Editorials

Help, My Data is Sharded!

Help. My Data Is Sharded!
I’ve come across a company that has very large databases that work together as a whole. They were separated in order to maintain disaster recovery requirements. In some databases a great amount of the data is modified or replaced daily. In others, the data is static in comparison.

Because they already have their data sharded, they were considering SQL Azure as a hosting platform. SQL Azure has a restricted database size…but you may have more than one database allowing for a large amount of aggregate data through sharding.

This company found that there would be a bit of work required in order to fit into SQL Azure. They were using stored procedures and triggers that addressed other databases from where the procedure or trigger was hosted, which SQL Azure does not support.

One fictitious way to describe the separation would be to have a database containing customers, and a second database containing purchase orders. In order to get a list of purchase orders for a customer a stored procedure in the Customer database would query the purchase order database. Or, perhaps a customer would be deleted. When that happened, a trigger would fire on the Customer table. The delete trigger would then remove all the purchase orders from the Orders database.

The triggers and procedure technique was used because there was no data access layer in their code. All code was embedded in web pages, and nothing was centralized for database manipulation.

As a result of using the sharded databases the company has found this architecture to be extremely powerful, and wish to maintain that aspect of their design. The question remaining is how to replace heterogeneous queries embedded in code or stored procedures (queries accessing two or more databases) with something that follows modern software design techniques.

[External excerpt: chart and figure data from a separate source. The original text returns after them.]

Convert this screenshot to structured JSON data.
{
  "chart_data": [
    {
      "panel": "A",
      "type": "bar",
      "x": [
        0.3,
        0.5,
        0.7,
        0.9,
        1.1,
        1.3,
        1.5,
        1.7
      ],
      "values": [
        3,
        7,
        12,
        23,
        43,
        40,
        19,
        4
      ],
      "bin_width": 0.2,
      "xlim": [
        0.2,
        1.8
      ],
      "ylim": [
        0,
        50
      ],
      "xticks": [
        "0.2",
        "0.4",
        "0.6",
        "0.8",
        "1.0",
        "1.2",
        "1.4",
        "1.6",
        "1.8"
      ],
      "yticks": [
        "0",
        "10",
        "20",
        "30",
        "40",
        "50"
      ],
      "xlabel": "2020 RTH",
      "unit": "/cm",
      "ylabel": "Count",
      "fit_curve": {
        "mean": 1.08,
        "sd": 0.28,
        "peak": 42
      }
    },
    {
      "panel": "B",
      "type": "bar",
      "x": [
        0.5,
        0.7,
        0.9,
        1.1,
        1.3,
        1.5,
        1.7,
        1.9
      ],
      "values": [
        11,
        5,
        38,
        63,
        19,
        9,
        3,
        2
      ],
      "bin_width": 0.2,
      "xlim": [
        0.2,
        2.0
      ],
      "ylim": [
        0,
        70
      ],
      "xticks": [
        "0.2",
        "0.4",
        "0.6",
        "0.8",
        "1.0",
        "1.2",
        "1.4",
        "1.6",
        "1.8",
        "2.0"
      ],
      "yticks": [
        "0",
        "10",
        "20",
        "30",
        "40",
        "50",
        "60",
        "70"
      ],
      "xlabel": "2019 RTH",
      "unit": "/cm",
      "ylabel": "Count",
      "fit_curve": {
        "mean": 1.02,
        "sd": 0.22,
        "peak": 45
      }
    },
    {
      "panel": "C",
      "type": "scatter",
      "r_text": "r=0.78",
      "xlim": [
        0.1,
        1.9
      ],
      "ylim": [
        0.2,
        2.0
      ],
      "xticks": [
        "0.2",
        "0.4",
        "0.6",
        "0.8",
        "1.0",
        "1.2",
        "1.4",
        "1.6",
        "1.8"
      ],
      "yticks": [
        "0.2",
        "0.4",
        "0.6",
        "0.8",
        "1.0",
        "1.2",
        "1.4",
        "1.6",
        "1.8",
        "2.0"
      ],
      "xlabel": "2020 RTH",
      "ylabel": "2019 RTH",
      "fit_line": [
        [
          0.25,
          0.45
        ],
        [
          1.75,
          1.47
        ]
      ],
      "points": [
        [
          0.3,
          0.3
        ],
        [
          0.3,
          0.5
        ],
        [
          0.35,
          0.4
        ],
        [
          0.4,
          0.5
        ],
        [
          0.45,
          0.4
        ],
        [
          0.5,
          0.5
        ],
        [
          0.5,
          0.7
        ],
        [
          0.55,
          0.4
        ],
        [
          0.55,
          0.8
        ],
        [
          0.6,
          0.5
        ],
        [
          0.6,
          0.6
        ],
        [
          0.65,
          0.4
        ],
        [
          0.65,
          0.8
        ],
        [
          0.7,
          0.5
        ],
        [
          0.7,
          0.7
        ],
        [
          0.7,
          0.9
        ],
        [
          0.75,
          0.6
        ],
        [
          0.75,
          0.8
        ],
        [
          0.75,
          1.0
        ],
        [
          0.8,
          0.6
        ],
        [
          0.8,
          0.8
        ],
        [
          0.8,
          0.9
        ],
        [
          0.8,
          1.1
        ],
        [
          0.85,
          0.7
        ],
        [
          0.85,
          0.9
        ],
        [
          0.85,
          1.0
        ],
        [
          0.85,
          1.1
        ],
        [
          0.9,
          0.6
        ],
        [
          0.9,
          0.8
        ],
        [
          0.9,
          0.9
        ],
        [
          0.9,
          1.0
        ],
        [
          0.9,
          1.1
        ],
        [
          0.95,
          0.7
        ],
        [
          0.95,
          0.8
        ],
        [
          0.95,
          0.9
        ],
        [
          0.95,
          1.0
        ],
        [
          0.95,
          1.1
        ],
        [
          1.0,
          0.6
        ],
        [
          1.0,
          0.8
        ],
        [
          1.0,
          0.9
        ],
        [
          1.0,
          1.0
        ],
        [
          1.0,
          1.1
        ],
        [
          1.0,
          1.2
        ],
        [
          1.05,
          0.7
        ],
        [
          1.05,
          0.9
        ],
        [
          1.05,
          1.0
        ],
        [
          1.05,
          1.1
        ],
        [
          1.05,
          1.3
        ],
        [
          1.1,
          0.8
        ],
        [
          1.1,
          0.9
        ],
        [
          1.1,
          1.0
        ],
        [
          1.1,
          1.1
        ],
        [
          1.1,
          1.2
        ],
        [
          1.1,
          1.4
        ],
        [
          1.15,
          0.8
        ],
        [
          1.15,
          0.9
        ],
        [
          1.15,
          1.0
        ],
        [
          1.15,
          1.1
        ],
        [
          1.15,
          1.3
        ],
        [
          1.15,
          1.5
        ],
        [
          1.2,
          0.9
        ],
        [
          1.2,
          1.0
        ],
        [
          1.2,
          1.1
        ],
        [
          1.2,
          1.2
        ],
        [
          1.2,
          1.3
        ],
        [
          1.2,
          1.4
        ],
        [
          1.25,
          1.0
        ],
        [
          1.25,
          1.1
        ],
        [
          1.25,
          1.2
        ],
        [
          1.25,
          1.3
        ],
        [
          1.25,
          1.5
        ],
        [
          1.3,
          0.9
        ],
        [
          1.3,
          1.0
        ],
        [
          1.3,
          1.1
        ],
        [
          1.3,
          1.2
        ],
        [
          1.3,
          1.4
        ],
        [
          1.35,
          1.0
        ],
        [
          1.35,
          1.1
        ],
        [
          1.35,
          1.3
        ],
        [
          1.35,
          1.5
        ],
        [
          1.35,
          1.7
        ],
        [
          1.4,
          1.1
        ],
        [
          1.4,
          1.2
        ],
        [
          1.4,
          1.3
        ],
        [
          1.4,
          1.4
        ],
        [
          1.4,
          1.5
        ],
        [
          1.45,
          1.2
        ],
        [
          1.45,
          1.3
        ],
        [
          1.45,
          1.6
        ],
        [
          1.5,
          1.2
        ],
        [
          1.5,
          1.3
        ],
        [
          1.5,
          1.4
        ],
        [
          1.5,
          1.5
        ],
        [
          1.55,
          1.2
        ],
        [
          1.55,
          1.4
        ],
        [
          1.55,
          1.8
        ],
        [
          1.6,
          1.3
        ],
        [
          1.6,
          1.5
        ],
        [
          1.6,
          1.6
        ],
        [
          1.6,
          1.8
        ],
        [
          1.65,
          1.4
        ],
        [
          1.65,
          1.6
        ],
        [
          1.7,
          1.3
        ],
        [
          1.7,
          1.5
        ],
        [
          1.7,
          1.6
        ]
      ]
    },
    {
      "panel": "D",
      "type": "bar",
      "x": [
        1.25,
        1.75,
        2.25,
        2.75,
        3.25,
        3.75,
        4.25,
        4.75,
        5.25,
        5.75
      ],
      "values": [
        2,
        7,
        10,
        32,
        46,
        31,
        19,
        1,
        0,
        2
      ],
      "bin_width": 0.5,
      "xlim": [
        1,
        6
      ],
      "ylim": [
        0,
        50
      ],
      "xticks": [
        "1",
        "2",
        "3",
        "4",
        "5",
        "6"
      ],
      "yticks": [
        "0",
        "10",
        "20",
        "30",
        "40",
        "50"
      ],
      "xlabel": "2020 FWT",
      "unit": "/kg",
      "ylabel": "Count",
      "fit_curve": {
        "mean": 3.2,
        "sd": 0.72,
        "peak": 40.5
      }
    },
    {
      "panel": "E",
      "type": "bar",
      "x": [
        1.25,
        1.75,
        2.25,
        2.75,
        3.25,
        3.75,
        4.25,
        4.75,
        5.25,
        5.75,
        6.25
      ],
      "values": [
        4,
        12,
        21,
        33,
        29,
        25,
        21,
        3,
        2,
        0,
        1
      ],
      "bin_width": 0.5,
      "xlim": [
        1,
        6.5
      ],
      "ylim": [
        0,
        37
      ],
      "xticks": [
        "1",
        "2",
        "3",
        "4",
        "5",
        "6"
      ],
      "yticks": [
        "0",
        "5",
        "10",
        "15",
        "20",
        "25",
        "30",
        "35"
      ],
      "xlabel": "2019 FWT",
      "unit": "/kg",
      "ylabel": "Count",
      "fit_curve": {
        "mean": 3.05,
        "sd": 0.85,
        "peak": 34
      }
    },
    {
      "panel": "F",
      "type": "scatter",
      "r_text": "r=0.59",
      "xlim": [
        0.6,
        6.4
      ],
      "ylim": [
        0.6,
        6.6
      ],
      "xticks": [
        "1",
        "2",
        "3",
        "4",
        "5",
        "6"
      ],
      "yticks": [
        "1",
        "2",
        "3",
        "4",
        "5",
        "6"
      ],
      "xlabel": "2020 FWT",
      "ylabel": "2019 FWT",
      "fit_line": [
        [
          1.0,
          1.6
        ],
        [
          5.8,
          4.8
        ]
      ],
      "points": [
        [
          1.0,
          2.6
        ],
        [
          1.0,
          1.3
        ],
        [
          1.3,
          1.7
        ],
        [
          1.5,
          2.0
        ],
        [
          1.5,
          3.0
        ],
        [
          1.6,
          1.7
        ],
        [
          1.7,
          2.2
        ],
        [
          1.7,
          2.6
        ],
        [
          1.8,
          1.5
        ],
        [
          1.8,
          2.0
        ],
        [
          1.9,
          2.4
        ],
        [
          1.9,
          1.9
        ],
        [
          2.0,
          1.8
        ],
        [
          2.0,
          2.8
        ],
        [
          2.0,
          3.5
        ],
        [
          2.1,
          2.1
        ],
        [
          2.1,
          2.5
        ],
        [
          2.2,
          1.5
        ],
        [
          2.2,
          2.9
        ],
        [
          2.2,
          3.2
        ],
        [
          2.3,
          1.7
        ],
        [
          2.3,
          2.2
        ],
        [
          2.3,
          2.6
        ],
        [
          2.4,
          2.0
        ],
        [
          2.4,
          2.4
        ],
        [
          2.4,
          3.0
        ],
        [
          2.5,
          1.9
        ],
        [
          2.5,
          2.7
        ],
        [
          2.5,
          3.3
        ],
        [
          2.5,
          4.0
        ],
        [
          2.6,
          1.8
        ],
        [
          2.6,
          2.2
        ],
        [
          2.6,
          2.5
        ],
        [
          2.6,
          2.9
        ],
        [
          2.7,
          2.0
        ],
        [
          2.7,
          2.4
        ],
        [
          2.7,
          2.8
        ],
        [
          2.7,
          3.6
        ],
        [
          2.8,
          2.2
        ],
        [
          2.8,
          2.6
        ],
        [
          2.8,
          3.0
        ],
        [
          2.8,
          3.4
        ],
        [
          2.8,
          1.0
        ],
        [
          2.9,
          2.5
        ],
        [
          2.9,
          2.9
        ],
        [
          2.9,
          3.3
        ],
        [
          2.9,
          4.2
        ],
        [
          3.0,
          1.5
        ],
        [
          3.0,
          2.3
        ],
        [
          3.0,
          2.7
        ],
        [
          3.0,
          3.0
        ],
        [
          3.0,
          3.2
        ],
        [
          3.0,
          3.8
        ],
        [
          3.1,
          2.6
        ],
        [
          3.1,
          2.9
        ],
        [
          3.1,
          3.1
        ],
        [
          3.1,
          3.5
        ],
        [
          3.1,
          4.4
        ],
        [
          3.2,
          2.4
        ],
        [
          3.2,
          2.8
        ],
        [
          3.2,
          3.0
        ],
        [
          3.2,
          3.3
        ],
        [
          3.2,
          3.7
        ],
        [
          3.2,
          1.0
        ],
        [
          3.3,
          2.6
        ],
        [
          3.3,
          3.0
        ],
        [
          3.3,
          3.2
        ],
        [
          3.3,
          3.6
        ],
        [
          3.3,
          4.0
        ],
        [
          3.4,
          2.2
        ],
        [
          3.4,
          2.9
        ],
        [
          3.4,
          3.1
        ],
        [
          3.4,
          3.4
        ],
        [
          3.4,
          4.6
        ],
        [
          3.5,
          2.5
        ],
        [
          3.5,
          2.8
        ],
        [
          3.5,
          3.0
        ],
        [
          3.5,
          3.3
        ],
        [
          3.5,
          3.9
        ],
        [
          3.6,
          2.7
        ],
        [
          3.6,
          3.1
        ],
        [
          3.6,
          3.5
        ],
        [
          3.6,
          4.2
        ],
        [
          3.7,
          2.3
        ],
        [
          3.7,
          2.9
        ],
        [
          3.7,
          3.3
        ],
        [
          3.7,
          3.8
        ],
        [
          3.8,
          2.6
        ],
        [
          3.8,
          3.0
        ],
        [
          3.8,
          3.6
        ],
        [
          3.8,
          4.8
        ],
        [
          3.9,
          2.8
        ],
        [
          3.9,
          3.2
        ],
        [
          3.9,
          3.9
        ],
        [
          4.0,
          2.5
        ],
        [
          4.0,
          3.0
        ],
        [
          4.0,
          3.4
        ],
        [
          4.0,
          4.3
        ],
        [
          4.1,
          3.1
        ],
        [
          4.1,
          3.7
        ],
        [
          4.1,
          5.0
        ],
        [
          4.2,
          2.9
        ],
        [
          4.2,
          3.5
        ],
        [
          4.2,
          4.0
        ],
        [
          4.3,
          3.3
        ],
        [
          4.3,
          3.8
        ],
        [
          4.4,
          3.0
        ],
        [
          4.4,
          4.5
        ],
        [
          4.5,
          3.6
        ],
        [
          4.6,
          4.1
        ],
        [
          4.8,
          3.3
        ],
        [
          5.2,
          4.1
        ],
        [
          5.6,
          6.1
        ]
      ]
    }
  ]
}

I have a number of different patterns using different frameworks that solve this design readily. Rather than restrict our readers to my knowledge, let me first open this as a discussion to you and see what ideas you have. Why not write to btaylor@sswug.org and share your ideas or experiences? How would you resolve joining data from separate data stores? This is a real world scenario many companies must solve before deploying large databases on SQL Azure; so the exercise is definitely not in vain.

Please note that the example is not sharding the same data across databases of the same structure. Instead, different aspects of an overall database design are separated into different databases with different subject areas. As a result, one solution that is not viable in this scenario is to use Federated tables supported in SQL Azure.